I tre cambiamenti strutturali che faranno bene all’obbligazionario

A cura di Mark Nash, Head of Fixed Income, Merian Global Investors

Il 2018 sarà ricordato dagli investitori obbligazionari come l’anno in cui il bull market durato 36 anni  è giunto alla fine. I prezzi dei bond sono aumentati costantemente da quando l’ex Presidente della Federal Reserve Paul Volcker ha alzato i tassi in maniera aggressiva nei primi anni ’80 per tentare di contenere l’inflazione galoppante. Ad ottobre 2018 il rally obbligazionario ha iniziato a sembrare precario, quando i rendimenti dei Treasury Usa hanno puntato al rialzo. I mercati finanziari hanno quindi iniziato a rendersi conto che gli anni del quantitative easing stavano giungendo al termine.

I rialzi dei tassi continueranno…

Nonostante ciò, riteniamo che la Fed continuerà ad alzare i tassi di interesse nel 2019. Nel corso degli ultimi due anni, i policymaker hanno cercato di evitare che l’economia più grande del mondo si surriscaldasse. Nonostante i loro sforzi, la politica monetaria più restrittiva è rimasta vaga e le condizioni finanziarie negli Stati Uniti in realtà sono diventate più accomodanti.

La crescita economica continua ad essere solida, i tassi di interesse troppo accomodanti e la leva finanziaria ha lentamente ricominciato ad essere utilizzata. È per tale ragione che riteniamo che il mercato dovrebbe prepararsi ad affrontare un rialzo dei tassi della Fed, che potenzialmente potrebbero superare il 3%.

…e i rendimenti obbligazionari saranno più elevati

Ciò significa anche che i rendimenti dei bond continueranno ad aumentare, mano a mano che la Banca Centrale cercherà di muoversi in anticipo. Ovviamente, la politica monetaria degli Stati Uniti è solo uno dei driver del rendimento.

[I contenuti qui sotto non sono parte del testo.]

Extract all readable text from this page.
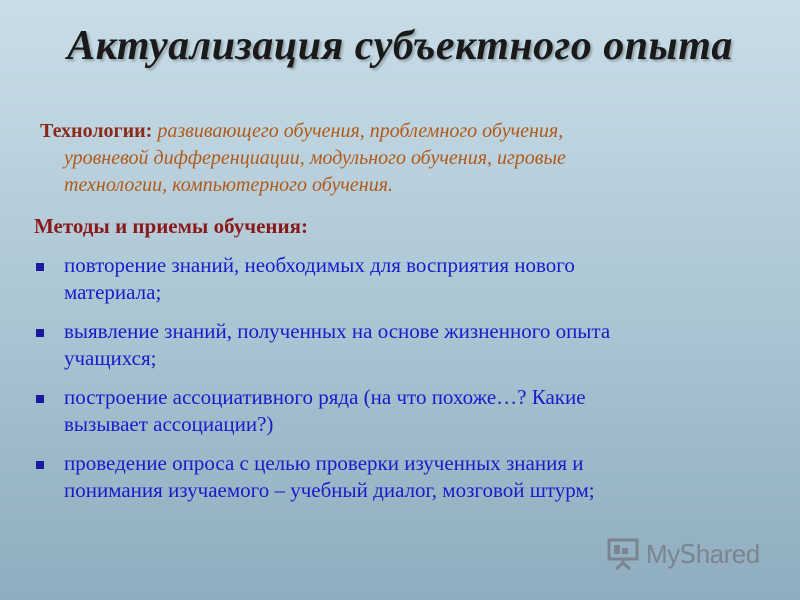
Актуализация субъектного опыта
Технологии: развивающего обучения, проблемного обучения,
уровневой дифференциации, модульного обучения, игровые
технологии, компьютерного обучения.
Методы и приемы обучения:
повторение знаний, необходимых для восприятия нового
материала;
выявление знаний, полученных на основе жизненного опыта
учащихся;
построение ассоциативного ряда (на что похоже…? Какие
вызывает ассоциации?)
проведение опроса с целью проверки изученных знания и
понимания изучаемого – учебный диалог, мозговой штурм;
MyShared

L’altro è rappresentato dal cosiddetto “term premium”, vale a dire l’extra rendimento che dovrebbe essere corrisposto agli investitori per detenere un’obbligazione a scadenza più lunga piuttosto che una serie di strumenti con maturità inferiori.

Il ritorno del “term premium”

Sebbene il “term premium” storicamente sia sempre stato positivo, si è trovato in territorio negativo per gran parte degli ultimi due anni, spinto verso il basso dal QE in Europa e in Giappone. A nostro avviso, nel 2019 dovrebbe tornare ad un livello di normalizzazione, grazie ad una serie di cambiamenti strutturali nel mercato:

  1. Le economie emergenti non stanno più acquistando dollari (e quindi reinvestendo in Treasury Usa) per difendersi dalla debolezza della loro valuta;
  2. La Cina è passata da fornire liquidità al resto del mondo (per gran parte attraverso l’acquisto di Treasury Usa) ad importare il capitale;
  3. E infine, sia l’Europa e il Giappone hanno segnalato che prevedono di porre fine ai rispettivi programmi di acquisto di asset. Ciò dovrebbe portare a un’inversione dei forti flussi in entrata nei mercati obbligazionari Usa, via via che i rendimenti dei mercati domestici tornano ad essere sempre più attraenti.

E infine…

La volatilità: gli investitori possono aspettarsi di vedere un maggior livello di volatilità nel 2019, mano a mano che il “term premium” continua a normalizzarsi. Nel 2018 qualsiasi rialzo del “term premium” ha portato a un periodo di volatilità nelle altre asset class, soprattutto nel mercato azionario Usa, che ha subito un forte sell-off ad ottobre.

Di conseguenza, in questo contesto di maggiore normalizzazione (anche se più volatile), i fondi absolute return sono in una posizione migliore per sovraperformare rispetto ai fondi long-only. I gestori che hanno la possibilità di investire ovunque e in maniera sia long che short saranno i meglio posizionati per trarre vantaggio dalle opportunità di investimento, via via che si presentano.